Shabd oder Naam oder das Wort vibriert unaufhörlich in jedem von uns, denn dadurch leben wir. Die Seele und der Tonstrom sind Eins in der Essenz. In ihm erklingt eine wunderbare Musik, welche die Hydra-köpfige Schlange des Gemüts gefügig macht, wenn sie sie hört. Die Aufmerksamkeit (der Brennpunkt des Geistes), bisher ein Sklave des Gemüts, wird angezogen, gleichgestimmt und von den inneren Klängen der Musik absorbiert. Sie ist nicht länger in der Lage, unter dem Gemüt zu dienen, und die Folge davon ist, dass letzteres hilflos wird und gleich einem ausgenommenen Tierkörper abfällt. Der Geist, auf diese Weise vom Tonstrom aus dem Ozean der physischen Existenz gezogen, verliert seine getrennte Wesenheit und wird Eins mit dem Strom. Wenngleich jemand danach weiter in der Welt lebt, um seine zugeteilte Lebensspanne zu Ende zu bringen, ist er ein Jivan Mukta (ein befreites Wesen oder ein entpersonifizierter Geist). Er ist nicht länger ein gefesselter Sklave des Gemüts und der Sinne, sondern ist nun fest begründet in der Gottheit, sonnt sich immer im Göttlichen Inneren Licht, lauscht der Göttlichen Musik in seiner Seele. Die einzelnen Anweisungen in diesem dreifältigen Atma Sidhi oder der spirituellen Praxis werden vom Meister jedem Sadhak (Aspiranten) zum Zeitpunkt der Initiation gegeben.

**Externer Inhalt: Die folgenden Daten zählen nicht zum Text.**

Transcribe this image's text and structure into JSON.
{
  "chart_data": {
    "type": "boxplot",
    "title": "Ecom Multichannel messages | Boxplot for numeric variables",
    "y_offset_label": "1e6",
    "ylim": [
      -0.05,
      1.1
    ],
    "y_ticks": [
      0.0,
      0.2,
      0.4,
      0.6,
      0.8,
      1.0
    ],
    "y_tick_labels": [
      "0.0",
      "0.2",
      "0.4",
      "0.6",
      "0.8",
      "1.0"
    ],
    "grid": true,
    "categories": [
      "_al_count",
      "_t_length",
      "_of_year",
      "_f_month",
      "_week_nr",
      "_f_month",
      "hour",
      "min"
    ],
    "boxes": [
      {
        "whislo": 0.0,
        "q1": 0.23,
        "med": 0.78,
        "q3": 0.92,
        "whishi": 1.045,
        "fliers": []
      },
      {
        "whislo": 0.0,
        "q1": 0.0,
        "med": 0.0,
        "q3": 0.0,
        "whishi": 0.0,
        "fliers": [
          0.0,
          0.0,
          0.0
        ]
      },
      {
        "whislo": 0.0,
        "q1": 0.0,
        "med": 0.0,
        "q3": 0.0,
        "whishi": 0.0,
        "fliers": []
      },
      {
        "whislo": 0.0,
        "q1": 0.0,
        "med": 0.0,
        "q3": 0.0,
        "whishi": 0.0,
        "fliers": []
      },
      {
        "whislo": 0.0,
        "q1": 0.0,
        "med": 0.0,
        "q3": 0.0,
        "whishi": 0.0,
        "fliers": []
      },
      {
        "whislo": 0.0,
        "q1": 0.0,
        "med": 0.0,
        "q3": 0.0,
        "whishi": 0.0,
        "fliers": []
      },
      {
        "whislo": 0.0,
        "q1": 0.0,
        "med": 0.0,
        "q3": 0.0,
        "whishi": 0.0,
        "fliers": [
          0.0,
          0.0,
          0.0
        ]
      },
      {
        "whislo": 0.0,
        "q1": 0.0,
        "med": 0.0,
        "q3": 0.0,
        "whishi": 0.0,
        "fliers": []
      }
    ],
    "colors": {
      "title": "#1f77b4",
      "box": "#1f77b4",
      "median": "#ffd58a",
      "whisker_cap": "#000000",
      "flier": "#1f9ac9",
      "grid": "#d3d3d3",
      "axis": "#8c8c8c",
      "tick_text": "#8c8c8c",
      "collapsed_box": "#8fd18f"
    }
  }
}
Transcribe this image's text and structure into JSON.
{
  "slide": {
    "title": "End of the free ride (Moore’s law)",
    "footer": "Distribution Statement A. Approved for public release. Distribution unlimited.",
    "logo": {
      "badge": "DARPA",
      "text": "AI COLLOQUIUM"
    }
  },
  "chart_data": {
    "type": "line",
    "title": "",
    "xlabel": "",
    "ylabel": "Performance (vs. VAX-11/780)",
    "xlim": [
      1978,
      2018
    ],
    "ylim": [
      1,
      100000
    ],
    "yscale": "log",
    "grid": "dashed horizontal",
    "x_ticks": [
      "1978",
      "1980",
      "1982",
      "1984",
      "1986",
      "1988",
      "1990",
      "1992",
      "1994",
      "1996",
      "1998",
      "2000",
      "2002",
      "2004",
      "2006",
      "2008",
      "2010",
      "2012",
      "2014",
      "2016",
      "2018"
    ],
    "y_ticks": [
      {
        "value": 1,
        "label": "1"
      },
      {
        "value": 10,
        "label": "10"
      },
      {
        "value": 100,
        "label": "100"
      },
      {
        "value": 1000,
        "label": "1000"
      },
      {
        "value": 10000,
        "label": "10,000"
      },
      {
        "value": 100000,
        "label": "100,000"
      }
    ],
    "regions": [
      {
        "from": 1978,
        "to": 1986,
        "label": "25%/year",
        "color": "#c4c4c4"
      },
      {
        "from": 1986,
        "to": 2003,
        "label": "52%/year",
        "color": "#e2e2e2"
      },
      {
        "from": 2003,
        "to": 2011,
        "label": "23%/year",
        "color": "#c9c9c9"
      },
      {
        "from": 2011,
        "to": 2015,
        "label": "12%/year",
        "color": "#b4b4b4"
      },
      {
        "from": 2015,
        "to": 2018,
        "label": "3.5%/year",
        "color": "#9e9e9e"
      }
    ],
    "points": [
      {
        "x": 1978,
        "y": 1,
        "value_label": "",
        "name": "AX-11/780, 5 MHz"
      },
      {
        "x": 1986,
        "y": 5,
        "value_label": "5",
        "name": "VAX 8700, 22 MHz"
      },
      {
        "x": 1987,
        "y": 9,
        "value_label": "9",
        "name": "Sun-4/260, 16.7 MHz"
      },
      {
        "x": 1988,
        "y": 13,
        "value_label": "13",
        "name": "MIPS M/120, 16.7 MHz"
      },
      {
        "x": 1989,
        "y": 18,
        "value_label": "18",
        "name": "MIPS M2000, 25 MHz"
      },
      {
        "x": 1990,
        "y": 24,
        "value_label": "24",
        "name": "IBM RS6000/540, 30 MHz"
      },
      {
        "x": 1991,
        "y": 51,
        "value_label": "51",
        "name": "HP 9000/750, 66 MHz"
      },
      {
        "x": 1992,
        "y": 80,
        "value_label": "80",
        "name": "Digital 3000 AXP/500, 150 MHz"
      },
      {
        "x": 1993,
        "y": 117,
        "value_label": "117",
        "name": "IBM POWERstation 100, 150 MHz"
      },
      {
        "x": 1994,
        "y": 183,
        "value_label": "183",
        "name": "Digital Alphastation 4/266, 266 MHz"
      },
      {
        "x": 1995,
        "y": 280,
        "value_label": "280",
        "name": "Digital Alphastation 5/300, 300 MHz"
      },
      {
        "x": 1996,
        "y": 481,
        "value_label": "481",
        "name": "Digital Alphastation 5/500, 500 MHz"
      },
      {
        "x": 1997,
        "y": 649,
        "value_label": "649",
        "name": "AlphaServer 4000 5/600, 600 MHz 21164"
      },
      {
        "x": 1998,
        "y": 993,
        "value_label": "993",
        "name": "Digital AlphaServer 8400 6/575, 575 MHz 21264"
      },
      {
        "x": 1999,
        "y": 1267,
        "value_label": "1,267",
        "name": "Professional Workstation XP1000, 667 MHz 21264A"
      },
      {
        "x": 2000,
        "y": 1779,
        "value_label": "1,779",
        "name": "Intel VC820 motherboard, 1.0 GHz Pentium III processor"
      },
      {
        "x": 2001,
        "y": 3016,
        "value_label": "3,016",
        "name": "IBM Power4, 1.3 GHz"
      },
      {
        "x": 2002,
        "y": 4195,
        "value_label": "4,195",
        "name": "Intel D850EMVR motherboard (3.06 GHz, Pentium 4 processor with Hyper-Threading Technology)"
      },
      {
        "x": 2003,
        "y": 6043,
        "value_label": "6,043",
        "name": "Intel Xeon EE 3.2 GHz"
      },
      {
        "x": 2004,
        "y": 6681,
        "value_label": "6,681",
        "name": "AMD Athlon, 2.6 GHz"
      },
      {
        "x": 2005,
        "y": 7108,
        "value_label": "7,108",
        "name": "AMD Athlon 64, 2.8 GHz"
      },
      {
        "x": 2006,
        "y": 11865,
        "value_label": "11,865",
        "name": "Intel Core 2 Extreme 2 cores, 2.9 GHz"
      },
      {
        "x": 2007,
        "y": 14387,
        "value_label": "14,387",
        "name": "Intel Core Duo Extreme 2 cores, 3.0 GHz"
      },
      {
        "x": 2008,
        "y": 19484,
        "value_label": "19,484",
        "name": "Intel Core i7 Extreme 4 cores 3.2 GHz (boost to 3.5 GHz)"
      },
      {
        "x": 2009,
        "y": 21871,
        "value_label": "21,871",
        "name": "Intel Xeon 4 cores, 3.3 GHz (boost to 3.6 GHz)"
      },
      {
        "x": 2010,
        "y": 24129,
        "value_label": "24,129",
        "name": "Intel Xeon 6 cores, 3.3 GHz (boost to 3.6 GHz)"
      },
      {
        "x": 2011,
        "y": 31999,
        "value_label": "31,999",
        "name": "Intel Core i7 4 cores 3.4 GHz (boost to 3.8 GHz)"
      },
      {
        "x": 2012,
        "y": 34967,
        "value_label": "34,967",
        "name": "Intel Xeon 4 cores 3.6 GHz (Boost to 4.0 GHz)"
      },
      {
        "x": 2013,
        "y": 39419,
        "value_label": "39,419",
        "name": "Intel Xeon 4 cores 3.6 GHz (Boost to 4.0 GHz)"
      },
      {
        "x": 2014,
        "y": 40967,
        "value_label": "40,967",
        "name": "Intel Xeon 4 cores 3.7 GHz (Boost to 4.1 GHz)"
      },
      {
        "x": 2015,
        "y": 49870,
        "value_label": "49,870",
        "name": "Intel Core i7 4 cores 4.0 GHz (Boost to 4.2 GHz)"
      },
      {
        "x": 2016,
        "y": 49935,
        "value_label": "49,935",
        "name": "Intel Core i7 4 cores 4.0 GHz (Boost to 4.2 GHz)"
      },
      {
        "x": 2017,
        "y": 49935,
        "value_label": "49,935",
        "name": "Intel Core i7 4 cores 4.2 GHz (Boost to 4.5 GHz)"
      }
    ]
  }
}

Durch Simran und Dhyan werden die Sinnesströme im Körper allmählich gesammelt und auf das Zentrum des Geistes zwischen den beiden Augenbrauen konzentriert. Von hier aus wird der Geist durch den Tonstrom geleitet, und nachdem er die verschiedenen Ebenen überschritten hat, erreicht er seine ursprüngliche Heimat Sach Khand oder Mukam-i-Haq, die der Ursprung und die Quelle des Tonstroms ist.

Das ist Moksha, Nijat, Nirvana oder Erlösung im wahren Sinne des Wortes.